Researchers from Skoltech, Philips Research and Goethe University Frankfurt have trained a neural network to identify anomalies in medical images to help physicians go through countless scans in search of pathologies.
The study explains that the new method is adapted to the nature of medical imaging and is highly successful in identifying abnormalities compared to general-purpose solutions.
The study has been reported in the IEEE Access journal.
The detection of image anomalies is a task that forms part of data analysis in several industries. But medical scans pose a specific challenge. It is much simpler for algorithms to find, for example, a car with a flat tire or a broken windshield from a sequence of car pictures compared to identifying which of the X-rays display early signs of pathology in the lungs, similar to the onset of COVID-19 pneumonia.
Medical images are difficult for several reasons. For one thing, the anomalies look very much like the normal case. Cells are cells, and you usually need a trained professional to recognize something’s amiss.
Dmitry Dylov, Study Senior Author and Professor and Head of the Institute’s Computational Imaging Group, Skolkovo Institute of Science and Technology
“Besides that, there’s the shortage of anomaly examples to train neural networks on. Machines are good at something called a two-class problem. That’s when you have two distinct classes, each of them populated with lots of examples for training — like cats and dogs,” continued Dylov.
“With medical scans, the normal case is always grossly overrepresented, with just a few anomalous examples cropping up here and there. And even those tend to be different between themselves, so you just don’t have a well-defined class for abnormalities,” added Dylov.
Dylov’s research group analyzed four datasets of chest X-rays and breast cancer histology microscopy images to verify the versatility of the method throughout various imaging devices. Although the absolute precision and the benefit gained varied extensively and relied heavily on the concerned dataset, the new technique constantly exceeded the traditional solutions in all of the reviewed cases.

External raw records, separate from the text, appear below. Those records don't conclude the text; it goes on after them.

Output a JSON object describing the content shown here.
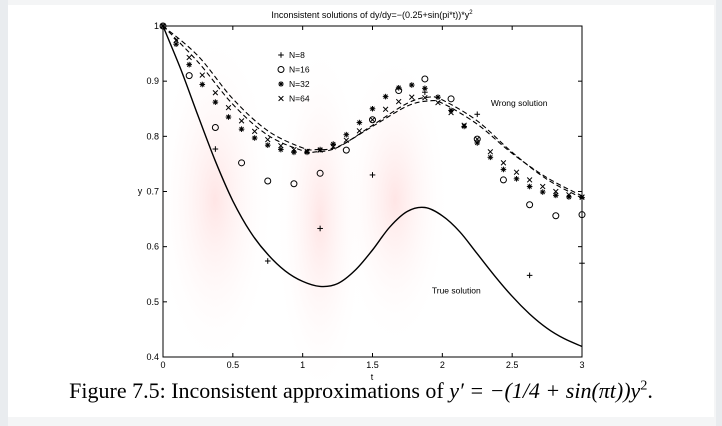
{
  "chart_data": {
    "type": "line",
    "title": "Inconsistent solutions of dy/dy=−(0.25+sin(pi*t))*y",
    "title_superscript": "2",
    "xlabel": "t",
    "ylabel": "y",
    "xlim": [
      0,
      3
    ],
    "ylim": [
      0.4,
      1.0
    ],
    "x_ticks": [
      0,
      0.5,
      1,
      1.5,
      2,
      2.5,
      3
    ],
    "y_ticks": [
      0.4,
      0.5,
      0.6,
      0.7,
      0.8,
      0.9,
      1.0
    ],
    "x_tick_labels": [
      "0",
      "0.5",
      "1",
      "1.5",
      "2",
      "2.5",
      "3"
    ],
    "y_tick_labels": [
      "0.4",
      "0.5",
      "0.6",
      "0.7",
      "0.8",
      "0.9",
      "1"
    ],
    "grid": false,
    "legend_position": "upper-left",
    "annotations": [
      {
        "text": "Wrong solution",
        "x": 2.55,
        "y": 0.855
      },
      {
        "text": "True solution",
        "x": 2.1,
        "y": 0.515
      }
    ],
    "series": [
      {
        "name": "N=8",
        "marker": "+",
        "x": [
          0,
          0.375,
          0.75,
          1.125,
          1.5,
          1.875,
          2.25,
          2.625,
          3.0
        ],
        "y": [
          1.0,
          0.777,
          0.574,
          0.633,
          0.73,
          0.88,
          0.84,
          0.548,
          0.57
        ]
      },
      {
        "name": "N=16",
        "marker": "o",
        "x": [
          0,
          0.1875,
          0.375,
          0.5625,
          0.75,
          0.9375,
          1.125,
          1.3125,
          1.5,
          1.6875,
          1.875,
          2.0625,
          2.25,
          2.4375,
          2.625,
          2.8125,
          3.0
        ],
        "y": [
          1.0,
          0.91,
          0.816,
          0.752,
          0.719,
          0.714,
          0.733,
          0.775,
          0.83,
          0.883,
          0.904,
          0.868,
          0.795,
          0.721,
          0.676,
          0.656,
          0.658
        ]
      },
      {
        "name": "N=32",
        "marker": "*",
        "x": [
          0,
          0.09375,
          0.1875,
          0.28125,
          0.375,
          0.46875,
          0.5625,
          0.65625,
          0.75,
          0.84375,
          0.9375,
          1.03125,
          1.125,
          1.21875,
          1.3125,
          1.40625,
          1.5,
          1.59375,
          1.6875,
          1.78125,
          1.875,
          1.96875,
          2.0625,
          2.15625,
          2.25,
          2.34375,
          2.4375,
          2.53125,
          2.625,
          2.71875,
          2.8125,
          2.90625,
          3.0
        ],
        "y": [
          1.0,
          0.967,
          0.93,
          0.894,
          0.862,
          0.835,
          0.813,
          0.797,
          0.784,
          0.776,
          0.771,
          0.771,
          0.776,
          0.786,
          0.803,
          0.825,
          0.85,
          0.872,
          0.888,
          0.893,
          0.887,
          0.871,
          0.847,
          0.818,
          0.788,
          0.762,
          0.74,
          0.723,
          0.709,
          0.699,
          0.693,
          0.69,
          0.689
        ]
      },
      {
        "name": "N=64",
        "marker": "x",
        "x": [
          0,
          0.09375,
          0.1875,
          0.28125,
          0.375,
          0.46875,
          0.5625,
          0.65625,
          0.75,
          0.84375,
          0.9375,
          1.03125,
          1.125,
          1.21875,
          1.3125,
          1.40625,
          1.5,
          1.59375,
          1.6875,
          1.78125,
          1.875,
          1.96875,
          2.0625,
          2.15625,
          2.25,
          2.34375,
          2.4375,
          2.53125,
          2.625,
          2.71875,
          2.8125,
          2.90625,
          3.0
        ],
        "y": [
          1.0,
          0.974,
          0.943,
          0.911,
          0.879,
          0.852,
          0.828,
          0.809,
          0.794,
          0.783,
          0.776,
          0.773,
          0.775,
          0.781,
          0.793,
          0.81,
          0.83,
          0.849,
          0.863,
          0.871,
          0.87,
          0.861,
          0.843,
          0.82,
          0.795,
          0.772,
          0.752,
          0.735,
          0.721,
          0.709,
          0.7,
          0.694,
          0.69
        ]
      },
      {
        "name": "",
        "style": "dashed",
        "x": [
          0,
          0.25,
          0.5,
          0.75,
          1.0,
          1.1,
          1.25,
          1.5,
          1.75,
          1.9,
          2.0,
          2.25,
          2.5,
          2.75,
          3.0
        ],
        "y": [
          1.0,
          0.946,
          0.868,
          0.81,
          0.779,
          0.776,
          0.781,
          0.818,
          0.855,
          0.864,
          0.86,
          0.822,
          0.769,
          0.725,
          0.692
        ]
      },
      {
        "name": "",
        "style": "dashed",
        "x": [
          0,
          0.25,
          0.5,
          0.75,
          1.0,
          1.1,
          1.25,
          1.5,
          1.75,
          1.9,
          2.0,
          2.25,
          2.5,
          2.75,
          3.0
        ],
        "y": [
          1.0,
          0.935,
          0.858,
          0.802,
          0.774,
          0.772,
          0.78,
          0.82,
          0.86,
          0.871,
          0.866,
          0.828,
          0.771,
          0.722,
          0.688
        ]
      },
      {
        "name": "",
        "style": "solid",
        "x": [
          0,
          0.125,
          0.25,
          0.375,
          0.5,
          0.625,
          0.75,
          0.875,
          1.0,
          1.125,
          1.25,
          1.375,
          1.5,
          1.625,
          1.75,
          1.875,
          2.0,
          2.125,
          2.25,
          2.375,
          2.5,
          2.625,
          2.75,
          2.875,
          3.0
        ],
        "y": [
          1.0,
          0.923,
          0.838,
          0.755,
          0.683,
          0.627,
          0.586,
          0.556,
          0.537,
          0.528,
          0.533,
          0.557,
          0.594,
          0.636,
          0.664,
          0.671,
          0.656,
          0.627,
          0.587,
          0.547,
          0.51,
          0.478,
          0.452,
          0.433,
          0.419
        ]
      }
    ]
  },
  "caption": {
    "prefix": "Figure 7.5: Inconsistent approximations of ",
    "equation": "y′ = −(1/4 + sin(πt))y",
    "superscript": "2",
    "suffix": "."
  }
}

What differentiates the new technique from the competitors is that it looks to “perceive” the general perception that a specialist working with the scans may have by determining the exact features that impact the decisions of human annotators.
The study is also very different due to the suggested recipe for standardizing the method to detect the medical image anomaly so that various research groups can compare their models consistently and reproducibly.
We propose to use what’s known as weakly supervised training. Since two clearly defined classes are unavailable, this task usually tends to be treated with unsupervised or out-of-distribution models. That is, the anomalous cases are not identified as such in the training data.
Dmitry Dylov, Study Senior Author and Professor and Head of the Institute’s Computational Imaging Group, Skolkovo Institute of Science and Technology
“However, treating the anomalous class as a complete unknown is actually very strange for a clinical problem, because doctors can always point to a few anomalous examples. So, we showed some abnormal images to the network to unleash the arsenal of weakly supervised methods, and it helped a lot. Even just one anomalous scan for every 200 normal ones goes a long way, and this is quite realistic,” added Dylov.
The researchers note that their method — Deep Perceptual Autoencoders — is simple to carry forward to an extensive range of other medical scans, beyond the two types utilized in the study, since the solution is altered to the general nature of these images. Specifically, it is sensitive to small-scale anomalies and makes use of a few of their instances in training.
We are glad that the Philips-Skoltech partnership enables us to address challenges like this one that are of great relevance to the health care industry. We expect this solution to considerably accelerate the work of histopathologists, radiologists, and other medical professionals facing the tedious task of spotting minute abnormalities in large sets of images.
Irina Fedulova, Study Co-Author and Director of Philips Research Branch, Lomonosov Moscow State University
“By subjecting the scans to preliminary analysis, the obviously unproblematic images can be eliminated, giving the human expert more time to focus on the more ambiguous cases,” added Fedulova.
Journal Reference:
Shvetsova, N., et al. (2021) Anomaly Detection in Medical Imaging With Deep Perceptual Autoencoders. IEEE Access. doi.org/10.1109/ACCESS.2021.3107163.